P66Shc mediated ferritin degradation-A novel mechanism of ROS formation

Diallyl trisulfide (DATS) has been shown to induce the formation of reactive oxygen species (ROS) in prostate cancer cells, which was accompanied by a decrease in the ferritin protein level and an increase in the labile iron pool (LIP). However, the mechanism of the ferritin degradation has not been fully elucidated. In this paper we demonstrate that DATS-induced ROS formation depends on p66Shc. In cells stably expressing a dominant negative mutant of p66Shc (p66ShcS36A), DATS did not induce ROS formation. In addition, in cells expressing p66ShcS36A neither an increase in ferritin H degradation nor an increase in LIP were observed. Cells stably expressing p66ShcS36A also possess higher levels of ferritin H compared to PC-3 cells transfected with an empty vector.
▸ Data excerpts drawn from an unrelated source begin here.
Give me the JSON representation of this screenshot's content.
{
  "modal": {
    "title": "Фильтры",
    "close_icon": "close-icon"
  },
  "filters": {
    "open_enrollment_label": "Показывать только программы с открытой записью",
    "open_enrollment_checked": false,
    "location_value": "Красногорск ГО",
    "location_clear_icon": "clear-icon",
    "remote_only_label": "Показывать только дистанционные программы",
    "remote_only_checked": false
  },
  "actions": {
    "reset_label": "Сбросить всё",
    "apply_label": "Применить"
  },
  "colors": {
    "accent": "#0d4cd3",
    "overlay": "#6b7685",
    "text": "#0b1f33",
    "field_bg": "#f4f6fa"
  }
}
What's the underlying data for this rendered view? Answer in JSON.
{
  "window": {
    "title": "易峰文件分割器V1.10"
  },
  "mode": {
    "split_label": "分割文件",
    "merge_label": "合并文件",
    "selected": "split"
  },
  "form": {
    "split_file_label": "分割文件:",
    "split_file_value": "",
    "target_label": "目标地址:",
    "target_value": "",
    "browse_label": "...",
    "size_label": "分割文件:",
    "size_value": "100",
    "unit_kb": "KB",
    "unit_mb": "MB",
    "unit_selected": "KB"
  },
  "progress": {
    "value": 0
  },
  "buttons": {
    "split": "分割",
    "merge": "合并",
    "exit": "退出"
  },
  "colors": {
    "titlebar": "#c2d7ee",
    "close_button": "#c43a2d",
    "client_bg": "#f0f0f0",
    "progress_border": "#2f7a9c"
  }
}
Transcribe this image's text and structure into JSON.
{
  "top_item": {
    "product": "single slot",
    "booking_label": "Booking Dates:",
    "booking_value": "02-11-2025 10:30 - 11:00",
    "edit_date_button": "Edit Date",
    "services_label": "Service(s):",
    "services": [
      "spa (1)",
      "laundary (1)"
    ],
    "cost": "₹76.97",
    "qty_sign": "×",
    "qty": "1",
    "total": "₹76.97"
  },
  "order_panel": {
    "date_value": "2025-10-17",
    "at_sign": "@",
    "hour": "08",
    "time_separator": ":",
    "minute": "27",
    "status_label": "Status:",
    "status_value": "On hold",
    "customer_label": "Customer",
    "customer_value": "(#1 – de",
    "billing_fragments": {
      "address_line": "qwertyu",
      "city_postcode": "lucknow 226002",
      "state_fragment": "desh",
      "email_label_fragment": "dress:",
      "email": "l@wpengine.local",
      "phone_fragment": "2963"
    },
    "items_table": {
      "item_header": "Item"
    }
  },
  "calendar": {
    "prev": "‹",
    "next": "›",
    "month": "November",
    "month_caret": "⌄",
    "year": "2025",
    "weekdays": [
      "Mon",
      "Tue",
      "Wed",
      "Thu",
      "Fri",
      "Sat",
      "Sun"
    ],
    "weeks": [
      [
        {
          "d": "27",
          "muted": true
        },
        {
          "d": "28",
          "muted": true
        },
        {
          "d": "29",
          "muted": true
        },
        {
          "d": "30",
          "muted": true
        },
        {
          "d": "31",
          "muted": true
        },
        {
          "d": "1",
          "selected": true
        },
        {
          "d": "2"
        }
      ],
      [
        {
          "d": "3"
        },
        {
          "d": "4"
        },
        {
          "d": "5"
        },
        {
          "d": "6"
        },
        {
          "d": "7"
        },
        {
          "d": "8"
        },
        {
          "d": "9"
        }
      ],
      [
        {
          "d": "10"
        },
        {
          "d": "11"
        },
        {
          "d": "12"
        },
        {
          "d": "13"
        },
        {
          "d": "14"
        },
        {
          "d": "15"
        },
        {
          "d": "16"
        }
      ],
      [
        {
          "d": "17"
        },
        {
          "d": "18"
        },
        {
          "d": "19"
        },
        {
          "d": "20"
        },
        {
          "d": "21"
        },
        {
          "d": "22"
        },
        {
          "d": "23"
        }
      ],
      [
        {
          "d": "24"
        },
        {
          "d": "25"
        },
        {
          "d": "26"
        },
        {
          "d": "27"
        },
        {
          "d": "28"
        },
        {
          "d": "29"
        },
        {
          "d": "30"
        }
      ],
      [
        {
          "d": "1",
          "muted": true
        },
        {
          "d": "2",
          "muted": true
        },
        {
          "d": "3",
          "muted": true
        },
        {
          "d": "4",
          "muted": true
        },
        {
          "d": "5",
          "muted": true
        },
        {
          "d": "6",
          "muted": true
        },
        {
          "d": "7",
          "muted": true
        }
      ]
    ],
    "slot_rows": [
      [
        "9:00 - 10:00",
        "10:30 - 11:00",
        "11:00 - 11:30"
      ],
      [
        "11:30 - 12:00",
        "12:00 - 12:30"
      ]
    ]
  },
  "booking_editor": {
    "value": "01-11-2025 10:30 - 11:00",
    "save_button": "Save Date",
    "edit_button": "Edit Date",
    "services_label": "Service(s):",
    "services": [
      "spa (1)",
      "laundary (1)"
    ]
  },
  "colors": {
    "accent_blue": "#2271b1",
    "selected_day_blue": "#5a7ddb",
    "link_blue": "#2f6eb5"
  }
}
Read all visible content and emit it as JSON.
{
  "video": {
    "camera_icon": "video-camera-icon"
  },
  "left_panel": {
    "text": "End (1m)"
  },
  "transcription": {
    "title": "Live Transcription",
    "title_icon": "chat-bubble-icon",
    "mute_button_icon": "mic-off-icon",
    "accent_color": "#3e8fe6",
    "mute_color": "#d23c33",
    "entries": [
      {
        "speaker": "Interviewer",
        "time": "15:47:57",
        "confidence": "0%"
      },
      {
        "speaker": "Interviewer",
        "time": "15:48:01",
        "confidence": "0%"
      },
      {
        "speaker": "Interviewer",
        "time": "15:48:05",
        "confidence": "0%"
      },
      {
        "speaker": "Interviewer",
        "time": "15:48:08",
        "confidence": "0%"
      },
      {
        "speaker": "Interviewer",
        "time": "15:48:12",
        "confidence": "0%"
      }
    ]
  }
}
Moreover, DATS-induced G2/M arrest is completely abrogated in cells expressing p66ShcS36A. Mouse embryonic fibroblasts (MEFs) derived from wild-type (WT) or p66Shc knockout mouse have been used to evaluate if p66Shc involvement in DATS-induced signaling is cell specific. DATS induced G2/M arrest in WT MEFs but had no effect in the p66Shc−/− cell line. Moreover, increases in LIP and ROS formation were significantly attenuated in p66Shc−/− MEFs treated with DATS.